The company was founded in 1995 by Silicon Valley engineers David Lee and Brian Underwood. In October 1999 it raised $46.8 million in an initial public offering.
- March 2000: Silicon Image Inc. agreed to buy the closely held DVDO Inc. for $45 million in stock to add technology for digital televisions, DVD players and high-definition video
- June 2001: acquired CMD Technology Inc., a provider of SCSI and Fibre Channel storage controllers for the UNIX, Open Systems and PC markets as well as a supplier of IDE/Ultra ATA semiconductors (including CMD064x chips) for the PC and embedded markets
- January 2007: Silicon Image completes acquisition of Sci-worx GmbH
- June 2007: Silicon Image shipped its 1 millionth DTV input processor
- January 2009: Silicon Image wins Emmy Award for HDMI technology

- December 2010: Silicon Image introduces ViaPort technology
- February 2011: Silicon Image completes acquisition of Anchor Bay Technologies
- May 2011: Silicon Image completes acquisition of SiBEAM, Inc.

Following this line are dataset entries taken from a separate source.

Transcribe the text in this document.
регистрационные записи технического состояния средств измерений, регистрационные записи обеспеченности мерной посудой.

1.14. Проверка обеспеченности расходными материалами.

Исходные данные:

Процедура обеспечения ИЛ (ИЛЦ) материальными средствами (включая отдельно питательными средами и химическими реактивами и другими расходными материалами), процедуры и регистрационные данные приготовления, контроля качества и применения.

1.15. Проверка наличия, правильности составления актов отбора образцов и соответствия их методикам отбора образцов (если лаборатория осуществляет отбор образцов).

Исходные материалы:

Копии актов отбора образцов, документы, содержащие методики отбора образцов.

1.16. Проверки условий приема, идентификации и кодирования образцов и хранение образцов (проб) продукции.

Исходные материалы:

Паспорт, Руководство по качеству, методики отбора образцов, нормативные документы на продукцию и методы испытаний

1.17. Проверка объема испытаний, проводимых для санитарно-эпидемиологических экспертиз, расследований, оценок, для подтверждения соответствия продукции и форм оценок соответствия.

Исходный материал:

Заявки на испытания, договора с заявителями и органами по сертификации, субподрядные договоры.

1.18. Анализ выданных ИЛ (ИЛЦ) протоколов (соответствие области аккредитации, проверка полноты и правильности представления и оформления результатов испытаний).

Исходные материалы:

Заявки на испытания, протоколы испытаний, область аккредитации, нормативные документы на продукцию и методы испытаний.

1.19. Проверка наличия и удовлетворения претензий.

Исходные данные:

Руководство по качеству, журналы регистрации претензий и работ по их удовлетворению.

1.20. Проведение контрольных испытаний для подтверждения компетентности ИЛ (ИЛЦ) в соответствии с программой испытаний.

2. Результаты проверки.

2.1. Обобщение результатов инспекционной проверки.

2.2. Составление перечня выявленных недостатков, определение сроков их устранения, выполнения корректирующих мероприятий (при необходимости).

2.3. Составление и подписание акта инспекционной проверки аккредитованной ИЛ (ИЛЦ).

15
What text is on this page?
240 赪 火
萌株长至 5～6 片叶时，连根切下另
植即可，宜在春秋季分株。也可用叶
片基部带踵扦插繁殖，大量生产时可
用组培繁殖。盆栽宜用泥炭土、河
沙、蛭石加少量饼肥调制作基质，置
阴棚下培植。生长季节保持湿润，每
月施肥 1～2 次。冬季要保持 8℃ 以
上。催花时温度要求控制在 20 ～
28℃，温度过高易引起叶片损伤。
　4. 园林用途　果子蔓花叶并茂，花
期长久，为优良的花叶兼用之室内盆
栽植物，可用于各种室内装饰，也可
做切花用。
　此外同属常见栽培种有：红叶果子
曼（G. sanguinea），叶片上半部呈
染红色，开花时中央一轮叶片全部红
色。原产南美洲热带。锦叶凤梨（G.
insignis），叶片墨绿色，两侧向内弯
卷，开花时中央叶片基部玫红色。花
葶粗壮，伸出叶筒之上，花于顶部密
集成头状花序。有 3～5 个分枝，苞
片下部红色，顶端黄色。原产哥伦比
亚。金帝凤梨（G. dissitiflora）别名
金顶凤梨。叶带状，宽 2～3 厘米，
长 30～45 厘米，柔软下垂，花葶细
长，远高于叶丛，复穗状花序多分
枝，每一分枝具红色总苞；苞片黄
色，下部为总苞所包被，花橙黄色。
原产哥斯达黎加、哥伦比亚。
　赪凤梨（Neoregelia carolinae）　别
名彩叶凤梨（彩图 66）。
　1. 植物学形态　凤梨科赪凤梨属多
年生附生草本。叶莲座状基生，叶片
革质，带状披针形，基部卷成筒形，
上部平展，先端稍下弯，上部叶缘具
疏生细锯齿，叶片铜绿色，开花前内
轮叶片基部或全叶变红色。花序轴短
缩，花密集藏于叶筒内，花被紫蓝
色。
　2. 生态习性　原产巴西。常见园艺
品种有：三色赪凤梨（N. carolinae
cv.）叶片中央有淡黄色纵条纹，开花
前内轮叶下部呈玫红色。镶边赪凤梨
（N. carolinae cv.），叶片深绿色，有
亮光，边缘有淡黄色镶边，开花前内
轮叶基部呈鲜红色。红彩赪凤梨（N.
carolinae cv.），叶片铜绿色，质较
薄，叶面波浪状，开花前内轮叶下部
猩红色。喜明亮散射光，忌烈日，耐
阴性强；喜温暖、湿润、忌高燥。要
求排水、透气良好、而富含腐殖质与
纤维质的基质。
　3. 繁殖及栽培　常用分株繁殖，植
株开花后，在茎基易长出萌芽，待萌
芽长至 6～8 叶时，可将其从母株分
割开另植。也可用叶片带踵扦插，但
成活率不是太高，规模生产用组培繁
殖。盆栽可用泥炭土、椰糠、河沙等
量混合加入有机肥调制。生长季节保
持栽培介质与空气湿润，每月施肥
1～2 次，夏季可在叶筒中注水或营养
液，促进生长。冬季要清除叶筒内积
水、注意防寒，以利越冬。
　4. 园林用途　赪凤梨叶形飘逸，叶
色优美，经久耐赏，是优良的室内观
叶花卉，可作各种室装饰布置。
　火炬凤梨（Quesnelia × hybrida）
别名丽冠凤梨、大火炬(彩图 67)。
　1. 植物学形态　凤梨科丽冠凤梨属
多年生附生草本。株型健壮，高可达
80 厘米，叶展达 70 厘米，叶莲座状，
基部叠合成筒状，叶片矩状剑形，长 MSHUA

- May 2011: Silicon Image unveils third-generation WirelessHD 60 GHz chipsets
- August 2013: MHL Consortium announces new specification with major advancements for mobile and consumer electronics connectivity
- September 2013: Silicon Image announces first 4K UltraHD MHL 3.0 receiver IC with HDCP 2.2 in support of secure premium content
- March 2015: Silicon Image is acquired by Lattice Semiconductor for $600 million.